Above all, let’s not forget that ‘desperation breeds resentment’ (Howard Zinn in the Los Angeles Times) and ‘resentment breeds terrorism’ (Eugene G. Wollaston of Naperville, Illinois), but sometimes ‘desperation breeds terrorism’ (a poster in Lower Manhattan) as surely as ‘despair breeds terrorism’ (Ian Lawson in the San Diego Union-Tribune), though occasionally ‘despair breeds pestilence’ (James Robertson of Ashland, Oregon).
Moreover, ‘injustice breeds hopelessness’ (Stephen Bachhuber of Portland, Oregon) and ‘hopelessness breeds fanaticism’ (Mark McCulloch of Forest Hills, Pennsylvania) and ‘injustice breeds rage’ (the National Council of Churches).
Also, ‘ignorance breeds hate’ (Wasima Alikhan of the Islamic Academy of Las Vegas), just as ‘hostility breeds violence’ (Alexa McDonough, leader of Canada’s New Democratic Party), and ‘suffering breeds violence’ (David Pricco of San Francisco) and ‘war breeds hate and hate breeds terrorism’ (Julia Watts of Berkeley, California) and ‘intolerance breeds hate, hate breeds violence and violence breeds death, destruction and heartache’ (David Coleman of the University of Oklahoma).
‘Injustice breeds injustice’ (Dr L.B. Quesnel of Manchester) and ‘suffering breeds suffering’ (Gabor Mate, author of Scattered Minds: A New Look at the Origins and Healing of Attention Deficit Disorder) and ‘instability breeds instability’ (Congressman Alcee Hastings) and ‘hate breeds hate’ (a sign at the University of Maryland) and ‘hatred breeds hatred’ (the Reverend Charles A. Summers of the First Presbyterian Church of Richmond, Virginia) and ‘anger breeds anger.

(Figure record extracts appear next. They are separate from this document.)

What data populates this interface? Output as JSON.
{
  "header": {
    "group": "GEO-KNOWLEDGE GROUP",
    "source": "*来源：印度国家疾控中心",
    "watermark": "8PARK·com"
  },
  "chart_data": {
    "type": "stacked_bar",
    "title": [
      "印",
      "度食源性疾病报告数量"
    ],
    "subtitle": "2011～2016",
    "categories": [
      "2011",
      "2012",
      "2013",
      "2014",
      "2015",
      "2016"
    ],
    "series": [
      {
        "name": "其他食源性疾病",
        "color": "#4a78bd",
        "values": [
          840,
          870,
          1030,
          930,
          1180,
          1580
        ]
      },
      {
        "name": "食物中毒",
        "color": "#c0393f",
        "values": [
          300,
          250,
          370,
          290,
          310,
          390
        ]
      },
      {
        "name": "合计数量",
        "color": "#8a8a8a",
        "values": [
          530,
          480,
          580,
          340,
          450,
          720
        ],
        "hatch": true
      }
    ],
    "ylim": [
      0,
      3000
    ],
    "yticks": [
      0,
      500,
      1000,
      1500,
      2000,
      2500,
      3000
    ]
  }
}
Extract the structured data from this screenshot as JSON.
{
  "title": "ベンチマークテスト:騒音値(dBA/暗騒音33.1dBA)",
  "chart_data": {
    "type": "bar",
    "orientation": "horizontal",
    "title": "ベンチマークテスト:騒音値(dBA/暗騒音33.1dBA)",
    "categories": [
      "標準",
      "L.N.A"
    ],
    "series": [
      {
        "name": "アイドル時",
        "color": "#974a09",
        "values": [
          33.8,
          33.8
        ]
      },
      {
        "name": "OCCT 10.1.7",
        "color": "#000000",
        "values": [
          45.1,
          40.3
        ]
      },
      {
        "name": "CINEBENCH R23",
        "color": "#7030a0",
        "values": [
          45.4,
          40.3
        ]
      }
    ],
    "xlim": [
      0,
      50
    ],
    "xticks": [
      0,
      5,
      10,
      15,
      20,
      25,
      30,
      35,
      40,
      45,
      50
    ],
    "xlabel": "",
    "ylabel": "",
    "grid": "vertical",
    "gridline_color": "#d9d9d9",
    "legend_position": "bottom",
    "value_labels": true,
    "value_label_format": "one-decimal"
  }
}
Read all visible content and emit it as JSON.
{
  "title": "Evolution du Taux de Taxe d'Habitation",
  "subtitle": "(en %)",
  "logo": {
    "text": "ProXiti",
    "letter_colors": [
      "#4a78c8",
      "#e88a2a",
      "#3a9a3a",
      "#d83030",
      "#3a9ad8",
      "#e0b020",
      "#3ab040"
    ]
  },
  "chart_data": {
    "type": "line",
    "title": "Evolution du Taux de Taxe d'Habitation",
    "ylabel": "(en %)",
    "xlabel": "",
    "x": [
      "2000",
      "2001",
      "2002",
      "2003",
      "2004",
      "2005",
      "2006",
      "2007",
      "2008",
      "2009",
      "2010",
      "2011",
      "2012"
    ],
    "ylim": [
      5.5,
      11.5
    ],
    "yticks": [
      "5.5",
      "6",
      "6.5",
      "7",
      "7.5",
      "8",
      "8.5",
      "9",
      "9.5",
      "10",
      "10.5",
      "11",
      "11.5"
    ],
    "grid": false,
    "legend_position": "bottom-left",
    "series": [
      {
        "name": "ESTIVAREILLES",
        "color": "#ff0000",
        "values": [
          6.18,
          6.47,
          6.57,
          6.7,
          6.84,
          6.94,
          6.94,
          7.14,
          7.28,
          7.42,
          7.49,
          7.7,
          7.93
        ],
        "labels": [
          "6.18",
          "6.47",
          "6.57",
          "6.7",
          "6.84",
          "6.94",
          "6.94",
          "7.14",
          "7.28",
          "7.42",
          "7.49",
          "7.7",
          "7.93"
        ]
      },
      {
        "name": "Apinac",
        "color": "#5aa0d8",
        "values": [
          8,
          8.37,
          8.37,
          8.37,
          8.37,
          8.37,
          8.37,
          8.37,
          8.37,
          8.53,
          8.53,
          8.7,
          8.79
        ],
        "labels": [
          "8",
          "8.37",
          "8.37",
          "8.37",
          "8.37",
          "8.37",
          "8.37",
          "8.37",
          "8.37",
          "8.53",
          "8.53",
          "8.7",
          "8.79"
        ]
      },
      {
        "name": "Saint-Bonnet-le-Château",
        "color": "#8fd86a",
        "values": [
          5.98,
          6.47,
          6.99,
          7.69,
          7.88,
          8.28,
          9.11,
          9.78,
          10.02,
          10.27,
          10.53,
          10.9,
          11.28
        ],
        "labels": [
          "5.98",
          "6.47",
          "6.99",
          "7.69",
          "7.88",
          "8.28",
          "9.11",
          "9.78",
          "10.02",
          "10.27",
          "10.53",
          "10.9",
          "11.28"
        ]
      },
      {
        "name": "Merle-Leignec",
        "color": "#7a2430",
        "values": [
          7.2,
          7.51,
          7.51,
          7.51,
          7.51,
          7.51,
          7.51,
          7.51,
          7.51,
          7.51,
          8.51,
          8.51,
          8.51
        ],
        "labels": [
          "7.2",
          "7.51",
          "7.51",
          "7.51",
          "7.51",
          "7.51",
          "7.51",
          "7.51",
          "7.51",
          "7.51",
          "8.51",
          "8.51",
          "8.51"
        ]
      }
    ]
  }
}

Hostility breeds hostility. And attacks are going to breed other attacks’ (Dania Dandashly of the Governor Bent Elementary School in Albuquerque, New Mexico), all of which only further confirms that — all together now — ‘violence breeds violence’. [...]
[A] large swath of the Left has settled into an endless dopey roundelay, a vast Schnitzlerian carousel where every abstract noun is carrying on like Anthony Quinn on Viagra. Instability breeds resentment, resentment breeds inertia, inertia breeds generalities, generalities breed clichés, clichés breed lame metaphors, until we reach the pitiful state of the peacenik opinion columns where, to modify the old evening news motto, if it breeds it leads. If I were to say ‘Mr Scroggins breeds racing pigeons’, it would be reasonable to assume that I’d been round to the Scroggins house or at least made a phone call. But the ‘injustice breeds anger’ routine requires no such mooring to humdrum reality, though it’s generally offered as a uniquely shrewd insight, reflecting a vastly superior understanding of the complexities of the situation than we nuke-crazy warmongers have. ‘What you have to look at is the underlying reasons,’ a Dartmouth College student said to me the other day. ‘Poverty breeds resentment and resentment breeds anger.’
‘Really?’ I said. ‘And what’s the capital of Saudi Arabia?’
Posted by: Matt Murphy at October 17, 2005 8:35 PMMy favoutire isn't so funny. I've never seen a better one sentence skewering of the leftist mindset that this, a few days after 9/11:
"Why do some people experience the full horror of the secretary incinerated by the photocopy machine, while others feel nothing more than a vindication of their thesis on Kyoto?"